Detroit - By giving a direct operational role to Chairman William Clay Ford Jr., Ford Motor Co. took another step last week to speed decision making.
But the latest round of management changes occurs at a company already fatigued by organizational upheaval. Executives now must learn how to deal with yet another regime.
Last week, Ford created an Office of the Chairman and CEO, increasing the authority and decision-making voice of Bill Ford. On July 12, the company handed the critical North American market to Nick Scheele, beefing up his executive team as it did so.
The board of directors is moving because CEO Jacques Nasser tried to do too much single-handedly, weakening his management team, observers say. The company is wrestling with declining market share, sloppy product launches and the Firestone tire recall.
'Ford lost its way in making decisions,' said Sean McAlinden at the Center for Automotive Research in Ann Arbor, Mich. 'There was too much detail going to the CEO and not enough decision-making power being sent to others for things to happen.
'There were too many different areas reporting in detail seven days a week to the CEO,' McAlinden said. 'Jac Nasser works seven days a week, 15 hours a day. He never takes a break. But the company is too big to micromanage like that, and the Ford family is concerned.'
Now the Ford board is imposing a new structure, one that will diminish Nasser's role as it strengthens the authority of executives such as Scheele.
'There was no team under Nasser,' said one person familiar with the situation. 'There were strong individuals fighting for what they needed.

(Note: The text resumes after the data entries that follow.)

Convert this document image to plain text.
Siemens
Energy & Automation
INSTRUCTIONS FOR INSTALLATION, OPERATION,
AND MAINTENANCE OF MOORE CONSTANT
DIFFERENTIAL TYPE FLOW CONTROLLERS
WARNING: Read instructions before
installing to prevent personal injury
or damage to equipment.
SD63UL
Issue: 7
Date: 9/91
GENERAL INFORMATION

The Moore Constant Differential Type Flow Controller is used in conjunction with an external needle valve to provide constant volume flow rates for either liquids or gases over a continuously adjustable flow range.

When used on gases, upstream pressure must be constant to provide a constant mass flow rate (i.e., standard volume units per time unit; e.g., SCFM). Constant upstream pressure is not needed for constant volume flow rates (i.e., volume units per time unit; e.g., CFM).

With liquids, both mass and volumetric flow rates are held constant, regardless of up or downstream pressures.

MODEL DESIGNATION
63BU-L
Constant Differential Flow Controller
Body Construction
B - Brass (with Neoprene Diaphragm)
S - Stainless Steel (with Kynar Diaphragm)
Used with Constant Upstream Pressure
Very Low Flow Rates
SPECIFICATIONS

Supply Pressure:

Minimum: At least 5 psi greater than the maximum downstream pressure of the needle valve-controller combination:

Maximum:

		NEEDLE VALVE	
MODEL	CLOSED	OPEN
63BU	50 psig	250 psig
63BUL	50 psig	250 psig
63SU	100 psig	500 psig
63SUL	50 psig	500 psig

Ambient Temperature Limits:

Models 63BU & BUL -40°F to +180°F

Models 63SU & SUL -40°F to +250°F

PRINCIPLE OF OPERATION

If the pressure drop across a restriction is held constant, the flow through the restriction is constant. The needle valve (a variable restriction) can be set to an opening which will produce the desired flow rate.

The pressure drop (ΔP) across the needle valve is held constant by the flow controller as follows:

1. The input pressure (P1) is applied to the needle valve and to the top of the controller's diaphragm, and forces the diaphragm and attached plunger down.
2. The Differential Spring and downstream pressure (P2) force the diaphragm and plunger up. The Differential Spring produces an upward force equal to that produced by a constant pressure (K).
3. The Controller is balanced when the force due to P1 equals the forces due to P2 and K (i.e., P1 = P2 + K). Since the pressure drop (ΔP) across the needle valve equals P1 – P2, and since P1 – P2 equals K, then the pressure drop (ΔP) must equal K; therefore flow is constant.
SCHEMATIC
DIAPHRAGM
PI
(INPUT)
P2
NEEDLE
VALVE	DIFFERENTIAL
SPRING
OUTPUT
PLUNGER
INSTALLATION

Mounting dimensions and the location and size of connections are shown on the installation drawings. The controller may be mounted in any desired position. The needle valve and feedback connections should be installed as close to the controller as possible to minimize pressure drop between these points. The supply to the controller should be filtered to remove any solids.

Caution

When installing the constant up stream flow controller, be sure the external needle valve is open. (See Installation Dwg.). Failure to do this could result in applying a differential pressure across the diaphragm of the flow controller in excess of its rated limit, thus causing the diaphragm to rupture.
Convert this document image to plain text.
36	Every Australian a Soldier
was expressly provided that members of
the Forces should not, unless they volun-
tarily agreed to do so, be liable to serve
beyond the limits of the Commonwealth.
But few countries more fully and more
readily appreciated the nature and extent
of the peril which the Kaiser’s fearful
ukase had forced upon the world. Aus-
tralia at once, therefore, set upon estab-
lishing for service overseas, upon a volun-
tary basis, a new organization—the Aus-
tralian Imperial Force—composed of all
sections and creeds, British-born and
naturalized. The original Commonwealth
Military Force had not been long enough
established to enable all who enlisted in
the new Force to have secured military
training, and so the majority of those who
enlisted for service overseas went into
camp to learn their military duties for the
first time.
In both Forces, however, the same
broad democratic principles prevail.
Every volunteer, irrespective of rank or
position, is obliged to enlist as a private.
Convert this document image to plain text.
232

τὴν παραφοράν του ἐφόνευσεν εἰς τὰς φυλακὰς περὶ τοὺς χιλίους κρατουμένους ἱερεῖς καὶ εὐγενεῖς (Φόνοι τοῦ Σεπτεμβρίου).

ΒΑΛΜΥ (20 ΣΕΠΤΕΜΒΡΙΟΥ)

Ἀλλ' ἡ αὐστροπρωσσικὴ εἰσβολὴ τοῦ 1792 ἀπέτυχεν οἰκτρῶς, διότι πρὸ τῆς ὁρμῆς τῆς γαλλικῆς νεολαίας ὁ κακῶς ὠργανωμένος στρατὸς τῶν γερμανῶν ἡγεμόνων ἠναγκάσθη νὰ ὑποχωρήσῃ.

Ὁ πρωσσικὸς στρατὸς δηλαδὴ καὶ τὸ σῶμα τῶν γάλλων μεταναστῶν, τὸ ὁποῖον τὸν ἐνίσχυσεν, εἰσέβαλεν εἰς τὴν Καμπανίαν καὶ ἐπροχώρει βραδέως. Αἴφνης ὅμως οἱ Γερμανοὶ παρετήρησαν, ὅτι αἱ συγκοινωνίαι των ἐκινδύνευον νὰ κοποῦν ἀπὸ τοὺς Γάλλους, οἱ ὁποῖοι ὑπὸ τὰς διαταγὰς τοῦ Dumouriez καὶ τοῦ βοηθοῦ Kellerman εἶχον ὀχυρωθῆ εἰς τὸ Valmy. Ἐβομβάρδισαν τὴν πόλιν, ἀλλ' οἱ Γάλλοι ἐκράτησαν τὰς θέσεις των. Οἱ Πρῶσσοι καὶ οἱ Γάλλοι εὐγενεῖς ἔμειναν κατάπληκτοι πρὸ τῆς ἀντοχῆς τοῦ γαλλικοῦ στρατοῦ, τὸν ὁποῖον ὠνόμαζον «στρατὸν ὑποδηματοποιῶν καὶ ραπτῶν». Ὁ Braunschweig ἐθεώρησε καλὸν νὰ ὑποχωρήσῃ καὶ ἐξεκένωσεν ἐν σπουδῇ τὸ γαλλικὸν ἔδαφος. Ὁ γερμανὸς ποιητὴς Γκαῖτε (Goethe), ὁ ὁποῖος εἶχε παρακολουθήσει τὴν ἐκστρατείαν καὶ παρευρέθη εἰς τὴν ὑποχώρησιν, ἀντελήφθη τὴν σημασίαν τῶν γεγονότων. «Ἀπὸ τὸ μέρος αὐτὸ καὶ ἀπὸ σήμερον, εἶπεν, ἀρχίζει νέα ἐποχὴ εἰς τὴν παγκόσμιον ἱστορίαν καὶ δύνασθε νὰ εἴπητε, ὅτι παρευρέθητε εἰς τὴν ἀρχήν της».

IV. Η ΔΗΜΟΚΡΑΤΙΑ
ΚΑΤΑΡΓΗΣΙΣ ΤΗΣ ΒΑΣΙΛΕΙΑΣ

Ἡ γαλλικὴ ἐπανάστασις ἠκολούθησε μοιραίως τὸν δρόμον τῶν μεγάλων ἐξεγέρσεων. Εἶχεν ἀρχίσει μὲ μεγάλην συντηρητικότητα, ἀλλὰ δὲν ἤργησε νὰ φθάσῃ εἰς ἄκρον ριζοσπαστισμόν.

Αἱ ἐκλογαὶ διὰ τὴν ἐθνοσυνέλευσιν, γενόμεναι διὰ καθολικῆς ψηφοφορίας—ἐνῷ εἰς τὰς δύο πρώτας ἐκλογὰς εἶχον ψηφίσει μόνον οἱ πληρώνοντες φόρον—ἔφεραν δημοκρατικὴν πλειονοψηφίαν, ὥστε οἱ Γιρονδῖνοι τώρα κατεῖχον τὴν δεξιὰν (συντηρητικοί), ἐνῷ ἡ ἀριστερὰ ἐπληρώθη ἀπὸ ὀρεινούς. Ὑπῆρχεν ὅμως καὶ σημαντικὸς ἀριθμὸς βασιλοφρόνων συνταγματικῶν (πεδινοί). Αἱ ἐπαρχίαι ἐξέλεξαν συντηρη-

But there was no glue, no unified policy, so they knew where their turf stopped and others' began and how to bridge each other's turf. Nasser could not form the systems, so he tried to resolve everything himself.'
As Ford circumscribes Nasser's role, the company is cultivating a new group of decision makers and shifting some operations. For example, in the new regime, Jim Padilla, group vice president of manufacturing, takes over quality. Formerly, the 500-person organization reported to product development chief Richard Parry-Jones.
The management change is the latest in a series of upheavals in the past six years.
1995: The company launched Ford 2000, a wrenching top-to-bottom change designed to transform a regionalized company into a centralized, global corporation.
1999: Nasser rose to CEO and Bill Ford became chairman, which led to wholesale changes in the upper ranks of Ford management. The changes were effective Jan. 1, 1999, but announced in September 1998. By October 1998, five vice presidents and two group vice presidents were gone. Others would follow as Nasser began hiring talent from competitors and nonautomotive companies.
2000: The company retreated from Ford 2000 in favor of six autonomous customer business groups, essentially re-creating regional operations.
2001: Scheele takes over Ford brand operations in North America, replacing Martin Inglis, who held the job for 19 months. Scheele will run an expanded and more powerful organization than Inglis. Scheele's cabinet includes two newly created vice presidencies. In addition, two more vice presidents who reported to Nasser now report to Scheele.
Simultaneously, the Ford organization absorbed new companies. Ford bought Volvo Car Corp. in 1999 and Land Rover Ltd. in 2000.
Reorganization has been a daily fact of life as Nasser hired executives from outside the automotive industry, launched e-commerce initiatives and pressed relentlessly for better shareholder return.
In the 1980s and 1990s, GM was criticized widely for regularly tearing up its organizational chart and shifting executives from job to job.
Now the company's executives have more changes to digest.
With the Office of the Chairman and CEO, Bill Ford and Nasser will meet every two weeks, relying on a formal agenda.
'In the past, they would talk almost every day,' said Jim Vella, Ford spokesman. 'But it was not necessarily a formal, sit-down meeting with an agenda. This allows various business operations to know the timetable and when to bring issues forward. It is a formalized process to review business issues.'
The change means that Bill Ford will have a clearer role in decision making and more formal contact with the company's managers.
'We face challenging times, and this new structure allows both Jacques and me to work hand-in-hand to lead the company forward and meet these challenges,' Bill Ford said in a statement.
Vella decline to specify an example of an issue that would be handled jointly today but would have been Nasser's sole responsibility in the past.
The 14 executives reporting to Nasser will continue to do so, Vella said. No executive reports to the Office of the Chairman and CEO.
Who's in charge?
'The critical issue is, can they speak as one voice?' asked Mike Flynn, director of the Office for the Study of Automotive Transportation at the University of Michigan in Ann Arbor. 'Otherwise people will feel they are getting one set of directions from one and another set of directions from the other.
'Typically when two people share power they are jockeying so that one will be the winner. In this case there is no question who wins down the road. Bill Ford is younger and will be there longer.' Bill Ford is 44; Nasser is 53.
Others are not so sanguine.
Putting two executives at the top creates the potential that those working in the organization will receive conflicting signals, said a source. 'Whom do you please? To whom do you refer for answers?'
The changes 'increase the potential for management distraction at a bad time for Ford,' said John Casesa, analyst with Merrill Lynch. He said Ford is grappling with replacing 13 million Firestone tires, an aggressive General Motors and an attack on the truck market by Japanese automakers.